Monday, March 06, 2006

Freaking for Sneakers

Athletic-shoe lovers are bingeing on vintage kicks, one-of-a-kind designs and limited-edition pairs

By ANITA HAMILTON
TIME Magazine

By 9:35 on a recent Friday night, Dominique Thomas had been camped outside the Niketown store in South Miami for two full days. Thomas, who goes by the street name DK the Line Pimp, had flown in from Denver and was first in line to buy the $100 Cowboy Air Max 180s, which were scheduled to go on sale at 10 that night. Just 140 pairs of these limited-edition sneakers--a hunter green, lizard-skin design with a light pink Swoosh--were manufactured, and they would be sold only at the Miami store and only that night. As a snaking line of mostly young men waited for the doors to open, Thomas, 21, reflected on how much getting the shoes meant to him. "Shoes run my life," he said. "Without shoes, I don't exist."

Once part of a secretive urban subculture that began in New York City in the 1970s, sneaker freaks like Thomas have come out of the closet, rising up not only across the U.S. but also around the rest of the globe, from Berlin to Tokyo. While many are driven by nostalgia for the classic Adidas or Pumas they wore as a kid, others amass the shoes not to wear but to save and admire like a stamp or baseball-card collection. "It's the thrill of the chase," says Carra Crehan, 26, who works at a New York City sneaker boutique called Laces and says she has 200 pairs of sneakers--all insured--that she stores on racks in her kitchen and living room.
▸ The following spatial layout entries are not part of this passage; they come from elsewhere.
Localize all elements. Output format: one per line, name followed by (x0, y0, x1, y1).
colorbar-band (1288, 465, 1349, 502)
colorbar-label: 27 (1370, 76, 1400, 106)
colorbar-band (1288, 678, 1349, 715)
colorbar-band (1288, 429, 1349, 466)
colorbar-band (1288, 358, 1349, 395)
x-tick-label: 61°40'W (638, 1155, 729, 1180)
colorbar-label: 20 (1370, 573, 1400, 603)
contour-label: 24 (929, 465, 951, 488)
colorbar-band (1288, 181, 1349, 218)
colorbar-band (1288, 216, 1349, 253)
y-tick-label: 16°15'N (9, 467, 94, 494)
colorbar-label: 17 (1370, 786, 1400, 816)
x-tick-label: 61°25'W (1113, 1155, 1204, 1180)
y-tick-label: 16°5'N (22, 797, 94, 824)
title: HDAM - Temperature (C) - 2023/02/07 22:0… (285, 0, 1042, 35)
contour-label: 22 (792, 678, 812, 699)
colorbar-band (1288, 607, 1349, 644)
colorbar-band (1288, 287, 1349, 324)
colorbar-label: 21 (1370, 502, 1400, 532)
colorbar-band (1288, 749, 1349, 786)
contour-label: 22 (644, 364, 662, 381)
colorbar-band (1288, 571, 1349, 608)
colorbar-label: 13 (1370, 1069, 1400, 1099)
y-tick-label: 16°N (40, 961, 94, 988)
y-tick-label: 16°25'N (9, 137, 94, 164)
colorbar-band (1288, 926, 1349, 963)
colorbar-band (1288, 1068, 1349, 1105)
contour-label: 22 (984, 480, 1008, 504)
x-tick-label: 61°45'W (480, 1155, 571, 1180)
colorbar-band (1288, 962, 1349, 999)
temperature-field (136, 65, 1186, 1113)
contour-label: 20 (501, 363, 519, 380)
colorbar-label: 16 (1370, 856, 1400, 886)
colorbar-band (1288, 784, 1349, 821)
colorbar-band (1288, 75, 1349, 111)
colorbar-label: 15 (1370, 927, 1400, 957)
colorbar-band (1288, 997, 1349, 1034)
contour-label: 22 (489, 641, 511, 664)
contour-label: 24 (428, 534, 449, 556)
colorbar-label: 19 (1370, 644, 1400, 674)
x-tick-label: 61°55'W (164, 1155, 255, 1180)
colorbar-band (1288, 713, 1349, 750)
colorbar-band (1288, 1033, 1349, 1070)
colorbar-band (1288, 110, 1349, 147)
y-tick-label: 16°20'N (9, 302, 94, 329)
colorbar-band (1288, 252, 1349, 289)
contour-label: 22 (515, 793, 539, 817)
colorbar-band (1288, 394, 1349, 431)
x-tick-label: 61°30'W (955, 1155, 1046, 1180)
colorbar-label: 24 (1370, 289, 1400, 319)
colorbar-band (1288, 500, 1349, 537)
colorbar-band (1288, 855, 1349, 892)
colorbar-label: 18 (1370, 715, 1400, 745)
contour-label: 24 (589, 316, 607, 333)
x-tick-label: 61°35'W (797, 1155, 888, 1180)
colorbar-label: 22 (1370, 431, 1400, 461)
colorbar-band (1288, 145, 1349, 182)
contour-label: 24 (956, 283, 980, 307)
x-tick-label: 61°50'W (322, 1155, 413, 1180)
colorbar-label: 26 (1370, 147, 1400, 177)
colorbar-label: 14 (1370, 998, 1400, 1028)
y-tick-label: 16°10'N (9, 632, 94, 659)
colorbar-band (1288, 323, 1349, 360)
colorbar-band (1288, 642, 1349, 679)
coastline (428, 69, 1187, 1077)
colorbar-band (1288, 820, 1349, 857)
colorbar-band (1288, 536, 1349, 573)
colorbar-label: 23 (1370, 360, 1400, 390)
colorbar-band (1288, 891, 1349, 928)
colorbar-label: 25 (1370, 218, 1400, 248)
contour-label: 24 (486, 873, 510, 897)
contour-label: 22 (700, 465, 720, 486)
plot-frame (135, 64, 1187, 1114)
Such breathless collecting has helped prop up the slow-growth $15 billion athletic-shoe business. Makers fuel the frenzy by releasing limited runs of anywhere from a few dozen to 1,000 pairs of vintage and new styles in distinctive color combinations. Some are embellished with laser-engraved designs and lace badges, decorative metal clips attached to the laces. To ensure that these "quickstrike" releases maintain the allure of exclusivity, makers skip large retailers and instead sell to boutiques like M.I.A. Skate Shop in Miami's South Beach; Sportie L.A. on Melrose Avenue; and A Bathing Ape, a shop in Manhattan's SoHo district owned by Japanese designer Nigo, who himself owns 3,000 pairs of classic kicks. Miamian Gregory Fago, 41, who has more than 270 pairs of shoes, spent $5,000 on 34 versions of Nike Airs from the 1990s that were rereleased in January. "When you walk into a room, people look at your feet first," says Fago.

Shoe exhibitionism is gaining even more traction with websites for sneaker aficionados like hypebeast.com and kix-files.com and magazines like Sole Collector. Designers like Stella McCartney and Gwen Stefani are stepping in with styles created especially for women, and a slew of customizers is establishing a following by transforming off-the-rack sneakers into one-of-a-kind works of art. There's even an online petition at operationmcfly.blogspot.com for a public release of the moon-boot-style Nikes Michael J. Fox wore in Back to the Future II.

The hot resale market online and in sneaker consignment shops like New York City's Flight Club can make flipping shoes a lucrative side job. Laurent Touma, 31, a financial consultant in Miami, says he makes $1,500 a month buying and selling Nikes and Adidas on eBay, where an original Air Jordan I in metallic blue, which retailed at $65 in 1985, sold for $2,001 in January. "In the vintage business, the sneaker has become like a Rolex," says Touma. As with the watches, counterfeits are rampant, so sneakerheads pitch in on sites like niketalk.com to study pictures posted online to help identify fakes.

Customized sneakers are a hot part of the market. Jordan Price, a graffiti artist based in Brooklyn, N.Y., better known as Jor One, creates unique designs that sell for as much as $1,500 a pair. Price's streetwise styles, which have been featured in "Sneaker Pimps," a traveling exhibit of rare and vintage shoes, include a pattern of cigars and 40-oz. beer bottles, whose labels read, WE SELL TO MINORS & DRUNKS. While Price, 26, uses a paintbrush, Chris Hui, a high school sophomore in Milwaukee, Wis., has gained a national reputation for applying unusual materials such as carbon fiber to sneakers, an idea he got after he saw the flexible composite on the hood of a car. Hui, who goes by the name C2, is something of a celebrity at his school for customizing shoes for people like NBA star LeBron James. Despite his fame, Hui, 16, admits that at heart, he is just another sneakerhead. "Once I get the money," he says, "I always put it back into the shoes."